Novak Djokovic, lost in revendication
- LA FINE EQUIPE
- 25 nov. 2020
- 3 min de lecture
Très actif sur le front des protestations, moins sur le court, Novak Djokovic court après un leadership à tout prix. Au risque de se disperser.
En conférence de presse après un rapide succès face à Diego Schwartzman, le numéro un mondial a soudainement surpris tout le monde. Selon lui, pour faire face à la perte croissante du nombre de spectateurs, il faudrait d’urgence les capter en étendant “partout” les matchs au meilleur des trois sets.
Soit c’est une bombe, s’il lance avec ses réseaux une campagne pour militer en faveur des matchs en deux sets sets gagnants en Grand Chelem. Soit c’est une énième contribution à l’un des serpents de mer les plus coriaces de la planète tennis, qui oscille entre modernité et tradition.
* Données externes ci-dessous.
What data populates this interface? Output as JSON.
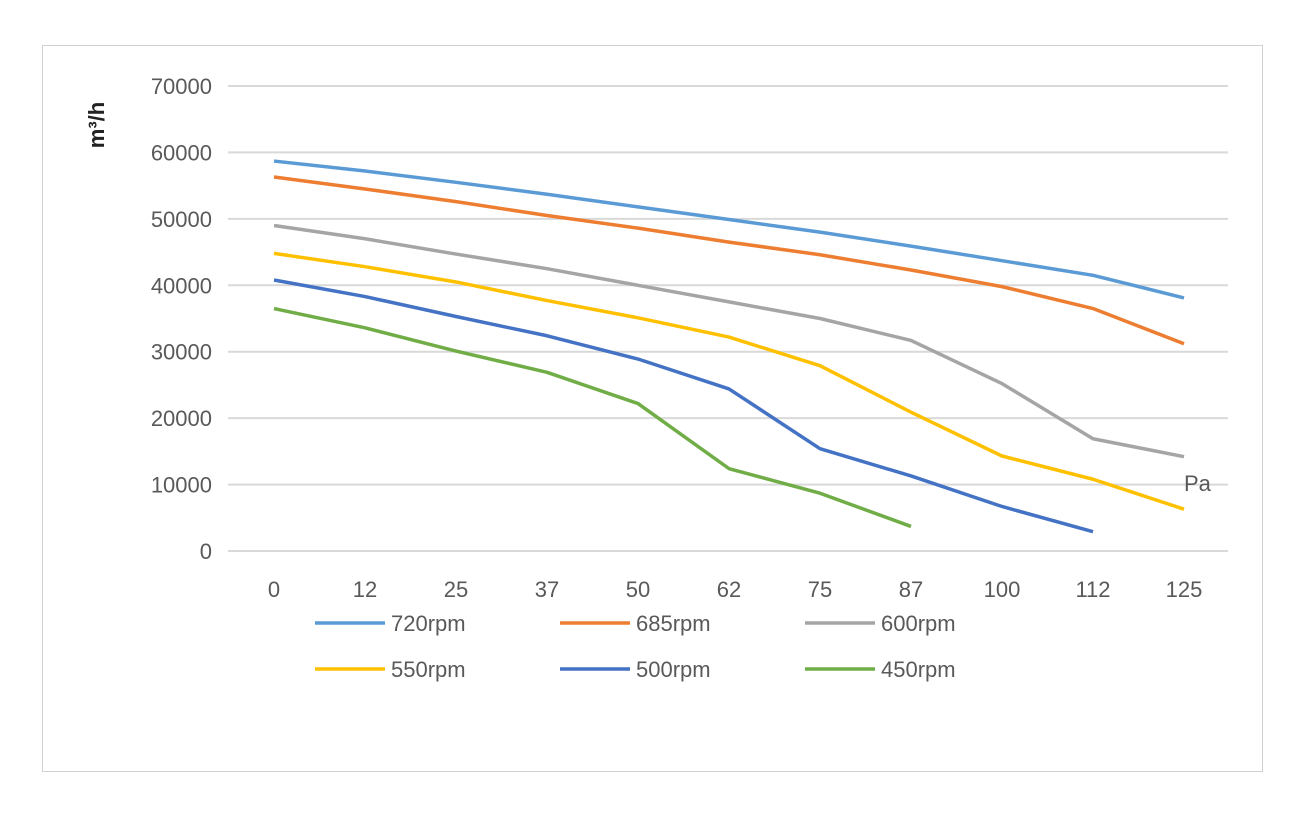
{
  "chart_data": {
    "type": "line",
    "title": "",
    "ylabel": "m³/h",
    "xlabel": "Pa",
    "ylim": [
      0,
      70000
    ],
    "yticks": [
      0,
      10000,
      20000,
      30000,
      40000,
      50000,
      60000,
      70000
    ],
    "grid": true,
    "legend_position": "bottom",
    "categories": [
      "0",
      "12",
      "25",
      "37",
      "50",
      "62",
      "75",
      "87",
      "100",
      "112",
      "125"
    ],
    "series": [
      {
        "name": "720rpm",
        "color": "#5b9bd5",
        "values": [
          58700,
          57200,
          55500,
          53700,
          51800,
          49900,
          48000,
          45900,
          43700,
          41500,
          38100
        ]
      },
      {
        "name": "685rpm",
        "color": "#ed7d31",
        "values": [
          56300,
          54500,
          52600,
          50500,
          48600,
          46500,
          44600,
          42300,
          39800,
          36500,
          31200
        ]
      },
      {
        "name": "600rpm",
        "color": "#a5a5a5",
        "values": [
          49000,
          47000,
          44700,
          42500,
          40000,
          37500,
          35000,
          31700,
          25200,
          16900,
          14200
        ]
      },
      {
        "name": "550rpm",
        "color": "#ffc000",
        "values": [
          44800,
          42800,
          40500,
          37700,
          35100,
          32200,
          27900,
          20900,
          14300,
          10800,
          6300
        ]
      },
      {
        "name": "500rpm",
        "color": "#4472c4",
        "values": [
          40800,
          38300,
          35300,
          32400,
          28900,
          24400,
          15400,
          11300,
          6700,
          2900,
          null
        ]
      },
      {
        "name": "450rpm",
        "color": "#70ad47",
        "values": [
          36500,
          33600,
          30100,
          26900,
          22200,
          12400,
          8700,
          3700,
          null,
          null,
          null
        ]
      }
    ]
  }
}
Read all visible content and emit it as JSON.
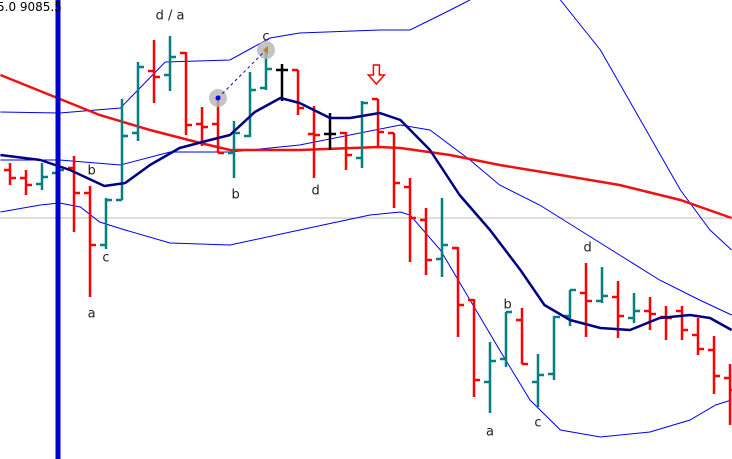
{
  "header": {
    "readout": "5.0 9085.5"
  },
  "chart_data": {
    "type": "ohlc",
    "title": "",
    "xlabel": "",
    "ylabel": "",
    "value_note": "relative price units (no axis printed)",
    "grid": false,
    "colors": {
      "up": "#008080",
      "down": "#ff0000",
      "unchanged": "#000000",
      "slow_ma": "#ee1111",
      "fast_ma": "#000080",
      "bands": "#0000ee",
      "vertical_marker": "#0000cc",
      "horizontal_line": "#bbbbbb",
      "arrow": "#ff0000"
    },
    "bars": [
      {
        "o": 289,
        "h": 296,
        "l": 274,
        "c": 281
      },
      {
        "o": 281,
        "h": 289,
        "l": 264,
        "c": 274
      },
      {
        "o": 275,
        "h": 296,
        "l": 269,
        "c": 282
      },
      {
        "o": 286,
        "h": 304,
        "l": 281,
        "c": 289
      },
      {
        "o": 291,
        "h": 303,
        "l": 227,
        "c": 266
      },
      {
        "o": 266,
        "h": 273,
        "l": 162,
        "c": 214
      },
      {
        "o": 214,
        "h": 261,
        "l": 210,
        "c": 259
      },
      {
        "o": 259,
        "h": 360,
        "l": 259,
        "c": 323
      },
      {
        "o": 326,
        "h": 397,
        "l": 318,
        "c": 392
      },
      {
        "o": 388,
        "h": 419,
        "l": 356,
        "c": 382
      },
      {
        "o": 384,
        "h": 423,
        "l": 368,
        "c": 402
      },
      {
        "o": 406,
        "h": 407,
        "l": 324,
        "c": 334
      },
      {
        "o": 335,
        "h": 352,
        "l": 313,
        "c": 332
      },
      {
        "o": 335,
        "h": 362,
        "l": 306,
        "c": 306
      },
      {
        "o": 306,
        "h": 338,
        "l": 281,
        "c": 326
      },
      {
        "o": 323,
        "h": 387,
        "l": 322,
        "c": 369
      },
      {
        "o": 371,
        "h": 409,
        "l": 369,
        "c": 390
      },
      {
        "o": 389,
        "h": 395,
        "l": 358,
        "c": 389
      },
      {
        "o": 389,
        "h": 389,
        "l": 344,
        "c": 351
      },
      {
        "o": 325,
        "h": 353,
        "l": 281,
        "c": 324
      },
      {
        "o": 325,
        "h": 346,
        "l": 309,
        "c": 325
      },
      {
        "o": 326,
        "h": 327,
        "l": 289,
        "c": 304
      },
      {
        "o": 301,
        "h": 358,
        "l": 291,
        "c": 356
      },
      {
        "o": 360,
        "h": 360,
        "l": 313,
        "c": 327
      },
      {
        "o": 326,
        "h": 326,
        "l": 251,
        "c": 276
      },
      {
        "o": 272,
        "h": 281,
        "l": 197,
        "c": 241
      },
      {
        "o": 239,
        "h": 251,
        "l": 184,
        "c": 199
      },
      {
        "o": 200,
        "h": 261,
        "l": 182,
        "c": 214
      },
      {
        "o": 211,
        "h": 212,
        "l": 122,
        "c": 154
      },
      {
        "o": 159,
        "h": 160,
        "l": 62,
        "c": 79
      },
      {
        "o": 77,
        "h": 117,
        "l": 46,
        "c": 98
      },
      {
        "o": 100,
        "h": 147,
        "l": 92,
        "c": 147
      },
      {
        "o": 139,
        "h": 151,
        "l": 95,
        "c": 95
      },
      {
        "o": 77,
        "h": 105,
        "l": 52,
        "c": 84
      },
      {
        "o": 85,
        "h": 143,
        "l": 79,
        "c": 142
      },
      {
        "o": 143,
        "h": 169,
        "l": 133,
        "c": 169
      },
      {
        "o": 166,
        "h": 196,
        "l": 122,
        "c": 158
      },
      {
        "o": 158,
        "h": 192,
        "l": 156,
        "c": 163
      },
      {
        "o": 162,
        "h": 178,
        "l": 121,
        "c": 143
      },
      {
        "o": 141,
        "h": 166,
        "l": 136,
        "c": 148
      },
      {
        "o": 148,
        "h": 162,
        "l": 129,
        "c": 145
      },
      {
        "o": 142,
        "h": 153,
        "l": 119,
        "c": 141
      },
      {
        "o": 148,
        "h": 153,
        "l": 119,
        "c": 129
      },
      {
        "o": 124,
        "h": 141,
        "l": 104,
        "c": 110
      },
      {
        "o": 109,
        "h": 123,
        "l": 65,
        "c": 83
      },
      {
        "o": 81,
        "h": 95,
        "l": 34,
        "c": 69
      }
    ],
    "lines": [
      {
        "role": "fast_ma",
        "width": 2.5,
        "points": [
          [
            -0.6,
            304
          ],
          [
            1.9,
            299
          ],
          [
            3.75,
            289
          ],
          [
            5.9,
            273
          ],
          [
            7.2,
            276
          ],
          [
            8.75,
            294
          ],
          [
            10.6,
            311
          ],
          [
            12.5,
            319
          ],
          [
            13.75,
            324
          ],
          [
            15.3,
            347
          ],
          [
            16.9,
            361
          ],
          [
            18.1,
            356
          ],
          [
            20,
            341
          ],
          [
            21.25,
            341
          ],
          [
            23.1,
            346
          ],
          [
            24.4,
            339
          ],
          [
            26.25,
            309
          ],
          [
            28.1,
            264
          ],
          [
            30,
            229
          ],
          [
            31.9,
            189
          ],
          [
            33.4,
            154
          ],
          [
            35,
            139
          ],
          [
            36.9,
            131
          ],
          [
            38.75,
            129
          ],
          [
            40.6,
            141
          ],
          [
            42.5,
            144
          ],
          [
            43.75,
            141
          ],
          [
            45.1,
            129
          ]
        ]
      },
      {
        "role": "slow_ma",
        "width": 2.5,
        "points": [
          [
            -0.6,
            384
          ],
          [
            2.5,
            364
          ],
          [
            5.6,
            344
          ],
          [
            8.75,
            329
          ],
          [
            11.9,
            316
          ],
          [
            13.75,
            309
          ],
          [
            18.1,
            309
          ],
          [
            23.1,
            312
          ],
          [
            24.4,
            311
          ],
          [
            27.5,
            304
          ],
          [
            30.6,
            294
          ],
          [
            34.4,
            284
          ],
          [
            38.1,
            274
          ],
          [
            41.9,
            259
          ],
          [
            45.1,
            241
          ]
        ]
      },
      {
        "role": "bands",
        "width": 1,
        "points": [
          [
            -0.6,
            347
          ],
          [
            3.1,
            346
          ],
          [
            6.9,
            351
          ],
          [
            9.7,
            397
          ],
          [
            13.75,
            399
          ],
          [
            16.25,
            421
          ],
          [
            18.1,
            426
          ],
          [
            23.1,
            429
          ],
          [
            25,
            429
          ],
          [
            26.9,
            444
          ],
          [
            28.75,
            459
          ]
        ]
      },
      {
        "role": "bands",
        "width": 1,
        "points": [
          [
            34.4,
            459
          ],
          [
            36.9,
            409
          ],
          [
            39.4,
            339
          ],
          [
            41.9,
            269
          ],
          [
            43.75,
            229
          ],
          [
            45.1,
            209
          ]
        ]
      },
      {
        "role": "bands",
        "width": 1,
        "points": [
          [
            -0.6,
            299
          ],
          [
            3.1,
            299
          ],
          [
            6.9,
            294
          ],
          [
            10,
            307
          ],
          [
            13.75,
            307
          ],
          [
            18.1,
            314
          ],
          [
            24.4,
            334
          ],
          [
            26.25,
            329
          ],
          [
            28.75,
            299
          ],
          [
            30.6,
            274
          ],
          [
            33.1,
            254
          ],
          [
            35.6,
            229
          ],
          [
            38.1,
            204
          ],
          [
            40.6,
            179
          ],
          [
            43.1,
            159
          ],
          [
            45.1,
            144
          ]
        ]
      },
      {
        "role": "bands",
        "width": 1,
        "points": [
          [
            -0.6,
            247
          ],
          [
            1.9,
            254
          ],
          [
            3.1,
            256
          ],
          [
            4.4,
            252
          ],
          [
            5.6,
            237
          ],
          [
            7.2,
            229
          ],
          [
            10,
            216
          ],
          [
            13.75,
            214
          ],
          [
            18.1,
            229
          ],
          [
            22.5,
            244
          ],
          [
            24.4,
            247
          ],
          [
            25,
            244
          ],
          [
            26.9,
            209
          ],
          [
            28.75,
            159
          ],
          [
            30.6,
            109
          ],
          [
            32.5,
            59
          ],
          [
            34.4,
            29
          ],
          [
            36.9,
            22
          ],
          [
            40,
            27
          ],
          [
            42.5,
            39
          ],
          [
            44.1,
            54
          ],
          [
            45.1,
            59
          ]
        ]
      }
    ],
    "horizontal_line": 241,
    "vertical_marker_bar": 3,
    "wave_labels": [
      {
        "text": "d / a",
        "bar": 10,
        "value": 443
      },
      {
        "text": "c",
        "bar": 16,
        "value": 422
      },
      {
        "text": "b",
        "bar": 5.1,
        "value": 288
      },
      {
        "text": "c",
        "bar": 6,
        "value": 201
      },
      {
        "text": "a",
        "bar": 5.1,
        "value": 145
      },
      {
        "text": "b",
        "bar": 14.1,
        "value": 264
      },
      {
        "text": "d",
        "bar": 19.1,
        "value": 268
      },
      {
        "text": "d",
        "bar": 36.1,
        "value": 211
      },
      {
        "text": "b",
        "bar": 31.1,
        "value": 154
      },
      {
        "text": "a",
        "bar": 30,
        "value": 27
      },
      {
        "text": "c",
        "bar": 33,
        "value": 36
      }
    ],
    "trend_connector": {
      "from": {
        "bar": 13,
        "value": 361
      },
      "to": {
        "bar": 16,
        "value": 409
      }
    },
    "down_arrow": {
      "bar": 22.9,
      "value": 384
    }
  }
}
Mais cet épisode vient flouter (encore) l’image de leader du champion serbe. Quel leader est-il vraiment ? Celui qui croit au pouvoir curatif des pyramides de Bosnie ou celui qui veut entraîner tout le monde derrière lui ? Celui qui défend la plèbe en militant pour des gains supplémentaires pour les moins bien classés ou celui qui veut tout dominer ? Celui qui vient de faire acte de candidature pour siéger à nouveau au conseil des joueurs de l’ATP alors qu’il a démissionné cet été du poste de président de ce même conseil pour fonder la PTPA (Professional Tennis Player Association) ?
Une soif de reconnaissance
Personne n’a semblé comprendre cet étrange revirement, qui peut être interprété comme un aveu d’échec de cette toute nouvelle association. “J’aime l’initiative, mais pour l’instant, c’est rien. C’est vide, il n’y a rien dedans” disait Gilles Simon, il y a quelques jours, dans l’émission Twitch de Gaël Monfils.
Diego Schwartzman, pro PTPA, apportait mercredi un début d’éclaircissement. “On ne veut pas lutter contre l’ATP, mais Novak veut être au conseil pour porter notre voix”. A voir s’il y sera élu en janvier prochain…
Malgré cette drôle de communication, on ne peut pas nier que Novak Djokovic mouille le maillot. Pendant la crise du Covid, il s’est bien plus investi pour essayer de formuler des solutions, en tout cas dans les débats publics, que Roger Federer et Rafael Nadal. Il essaie de bousculer le vieux monde du tennis tandis que les autres chefs se remobilisent en coulisses pour tenter de gérer une transition moins explosive. C’est dans sa nature d’aller au mastic et il n’a pas peur de faire bouger les lignes. Il s’implique beaucoup avec sa fondation pour un grand nombre de jeunes en Serbie, preuve de son engagement social.
“Une volonté d’écrire l’histoire du tennis”
Mais comment ne pas penser que le fil conducteur de son action est à relier avec sa rivalité éternelle avec ce duo mythique Federer-Nadal qu’il a su recomposer en trio ? Le numéro un mondial s’est battu toute sa vie pour partager les honneurs avec ces monstres sacrés qu’il n’a pas encore réussi à déloger du cœur de la majorité des fans.
Sa frustration face à ce déficit de popularité, son ego et sa soif de reconnaissance le mènent à pousser tous les combats pour faire mieux. “Il n’avait pas peur d’affirmer à 19 ans qu’il allait aller chercher les intouchables pour prendre leur place” raconte Patrick Mouratoglou. Et il y est allé au mental. J’ai toujours eu le sentiment que Novak, que j'apprécie, aimait être un leader. Je pense qu’il peut être président de la Serbie !”. “Il essaie de faire beaucoup de choses et ça part d’un bon sentiment, estime Sébastien Grosjean. Il veut marquer son passage son empreinte C’est une volonté de sa part d’écrire l’histoire du tennis”.
De ce fait, on a rarement vu, pour ainsi dire jamais (hormis Mohammed Ali peut-être), un sportif cumuler autant de victoires sur le court et d’activités politiques en dehors. Quitte à se perdre un peu, parfois, face à toutes ces revendications. “C’est trop” pense Sébastien Grosjean. “Ça lui a même coûté un titre du Grand Chelem à l’US Open” juge Fabrice Santoro, faisant référence au surmenage du serbe dû à toutes ses activités de joueur et de syndicaliste en chef, alors qu’il tentait de lancer en août la PTPA.
Novak Djokovic se bat beaucoup, parfois trop même. Quitte à perdre tout seul.